A reliance on foreign customers has been thrust upon Japan’s handset component suppliers by that country’s dramatic decline in the mobile phone market — but they have responded strongly according to analysts who say Japanese groups account for a third of the parts found in the iPhone, while achieving strong sales of high-tech components to Chinese producers.
Those two sources of demand provide contrasting opportunities to groups such as capacitor supplier Murata, says Shoji Sato, an analyst at Morgan Stanley MUFG Securities. While the unit cost of the cutting-edge components it provides to Apple are up to 10 times higher than those supplied to Chinese producers, it is expecting growing demand from the latter as they buy parts to support a move towards phones with fast 4G data connections.
The Japanese supply chain includes major electronics groups such as Sony and Sharp, which have strong positions in camera sensors and screens respectively despite the collapse in sales at their own handset divisions.
Sony plans to invest $1.7bn over the next year boosting sensor production to meet demand from clients including Apple, Samsung Electronics and Xiaomi, which it expects to drive a near-quintupling of its operating profit to Y320bn in its current financial year.
Its peer Sharp has had a more traumatic experience in the smartphone supply chain, investing heavily in display panel production capacity only to lose market share to cheaper rivals in Asia. Last week, Sharp announced an annual loss of $1.9bn and said it would lay off a tenth of its workers, with analysts citing its exclusion as a supplier for the iPhone 6 as one reason for its woes.
In South Korea, Samsung’s components business has also become its biggest source of profits, with its world-leading memory chip business overtaking a handset business whose market share fell heavily last year.
Even as it competes fiercely with Apple in the premium smartphone market, Samsung’s logic chip business is expected this year to reverse the heavy operating loss of 2014 after winning a contract to produce processor chips for the next iPhone.
Drop in smartphone sales in China in the first quarter — the first such decline for six years
That business is also benefiting from Samsung’s move to reduce its reliance on external suppliers wherever possible, helping it to protect margins at its smartphone business.
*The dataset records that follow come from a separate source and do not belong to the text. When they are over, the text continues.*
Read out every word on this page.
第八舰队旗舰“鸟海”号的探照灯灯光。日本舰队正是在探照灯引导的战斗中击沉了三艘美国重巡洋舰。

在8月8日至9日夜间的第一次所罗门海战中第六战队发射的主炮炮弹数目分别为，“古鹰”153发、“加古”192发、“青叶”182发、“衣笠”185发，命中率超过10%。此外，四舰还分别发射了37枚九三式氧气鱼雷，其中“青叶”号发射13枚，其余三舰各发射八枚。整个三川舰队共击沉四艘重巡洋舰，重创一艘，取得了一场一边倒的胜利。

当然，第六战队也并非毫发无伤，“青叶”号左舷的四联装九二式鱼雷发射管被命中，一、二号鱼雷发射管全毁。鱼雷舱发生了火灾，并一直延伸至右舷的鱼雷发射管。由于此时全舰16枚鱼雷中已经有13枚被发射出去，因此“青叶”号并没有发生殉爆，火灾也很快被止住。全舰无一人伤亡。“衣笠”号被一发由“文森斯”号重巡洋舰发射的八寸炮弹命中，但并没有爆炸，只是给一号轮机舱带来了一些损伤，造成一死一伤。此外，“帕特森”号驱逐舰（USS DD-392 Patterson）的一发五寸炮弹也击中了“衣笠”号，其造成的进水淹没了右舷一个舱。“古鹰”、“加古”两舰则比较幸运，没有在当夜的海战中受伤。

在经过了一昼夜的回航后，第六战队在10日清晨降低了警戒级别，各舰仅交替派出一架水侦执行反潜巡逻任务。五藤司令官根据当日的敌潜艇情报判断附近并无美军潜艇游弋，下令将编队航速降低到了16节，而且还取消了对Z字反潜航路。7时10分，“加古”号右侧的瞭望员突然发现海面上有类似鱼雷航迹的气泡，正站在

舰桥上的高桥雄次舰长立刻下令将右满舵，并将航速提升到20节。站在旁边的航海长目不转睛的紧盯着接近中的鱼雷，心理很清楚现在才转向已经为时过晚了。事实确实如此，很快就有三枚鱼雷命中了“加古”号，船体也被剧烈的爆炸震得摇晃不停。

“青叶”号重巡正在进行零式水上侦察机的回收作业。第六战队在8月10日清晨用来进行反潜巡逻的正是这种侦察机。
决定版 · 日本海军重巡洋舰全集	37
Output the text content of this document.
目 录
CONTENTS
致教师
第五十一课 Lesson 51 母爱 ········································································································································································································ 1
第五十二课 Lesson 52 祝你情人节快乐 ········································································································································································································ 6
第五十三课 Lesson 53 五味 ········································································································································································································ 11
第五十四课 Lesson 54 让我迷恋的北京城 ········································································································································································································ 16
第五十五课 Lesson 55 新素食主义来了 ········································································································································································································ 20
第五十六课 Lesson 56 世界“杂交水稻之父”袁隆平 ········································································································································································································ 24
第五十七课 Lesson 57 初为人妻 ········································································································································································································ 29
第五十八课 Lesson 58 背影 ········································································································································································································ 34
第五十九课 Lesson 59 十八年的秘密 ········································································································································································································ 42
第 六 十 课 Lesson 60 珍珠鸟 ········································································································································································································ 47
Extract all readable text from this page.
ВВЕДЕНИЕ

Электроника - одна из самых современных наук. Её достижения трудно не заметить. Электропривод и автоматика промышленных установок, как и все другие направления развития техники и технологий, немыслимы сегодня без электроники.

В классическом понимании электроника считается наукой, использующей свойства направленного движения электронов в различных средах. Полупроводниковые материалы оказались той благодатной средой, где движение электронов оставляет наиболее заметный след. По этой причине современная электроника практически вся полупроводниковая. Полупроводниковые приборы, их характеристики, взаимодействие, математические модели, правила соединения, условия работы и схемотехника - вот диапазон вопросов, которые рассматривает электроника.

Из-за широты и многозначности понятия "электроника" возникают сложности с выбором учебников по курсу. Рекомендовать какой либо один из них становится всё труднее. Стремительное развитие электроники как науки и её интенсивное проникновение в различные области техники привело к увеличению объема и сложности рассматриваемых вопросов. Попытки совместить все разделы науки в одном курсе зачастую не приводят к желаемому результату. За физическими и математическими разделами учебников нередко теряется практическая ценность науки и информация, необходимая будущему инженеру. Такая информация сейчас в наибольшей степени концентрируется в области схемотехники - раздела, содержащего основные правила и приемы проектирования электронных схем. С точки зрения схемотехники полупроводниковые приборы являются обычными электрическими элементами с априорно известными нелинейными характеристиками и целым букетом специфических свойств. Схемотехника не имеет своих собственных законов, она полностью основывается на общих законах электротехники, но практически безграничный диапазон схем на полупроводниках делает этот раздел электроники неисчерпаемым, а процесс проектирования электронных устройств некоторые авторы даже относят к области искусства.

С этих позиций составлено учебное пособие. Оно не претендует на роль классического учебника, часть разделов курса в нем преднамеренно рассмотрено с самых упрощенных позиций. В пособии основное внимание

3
The new flagship Galaxy S6 phone, at least in its early production, is forgoing Qualcomm processors in favour of Samsung’s own Exynos chip, as well as using baseband radio chips and power management chips made in-house.
While Samsung’s components business has cushioned the effect of its handset troubles, there has been no such protection for the South Korean suppliers that piggybacked on its rise to smartphone dominance. Touchscreen panel supplier Iljin Display and Partron, which supplies antennas and camera modules to Samsung, saw operating profit decline 62 per cent and 51 per cent respectively last year.
Shares in some of these suppliers have strengthened over the past six months on hopes for Samsung’s revamped handset strategy, but the companies themselves appear to be hedging their bets on the smartphone market, says Daniel Kim, an analyst at Macquarie.
“Virtually every Korean component company is working really hard to increase business with Chinese companies,” he says. “The shock in 2014 from Samsung’s smartphone business was a wake-up call. They want to diversify.”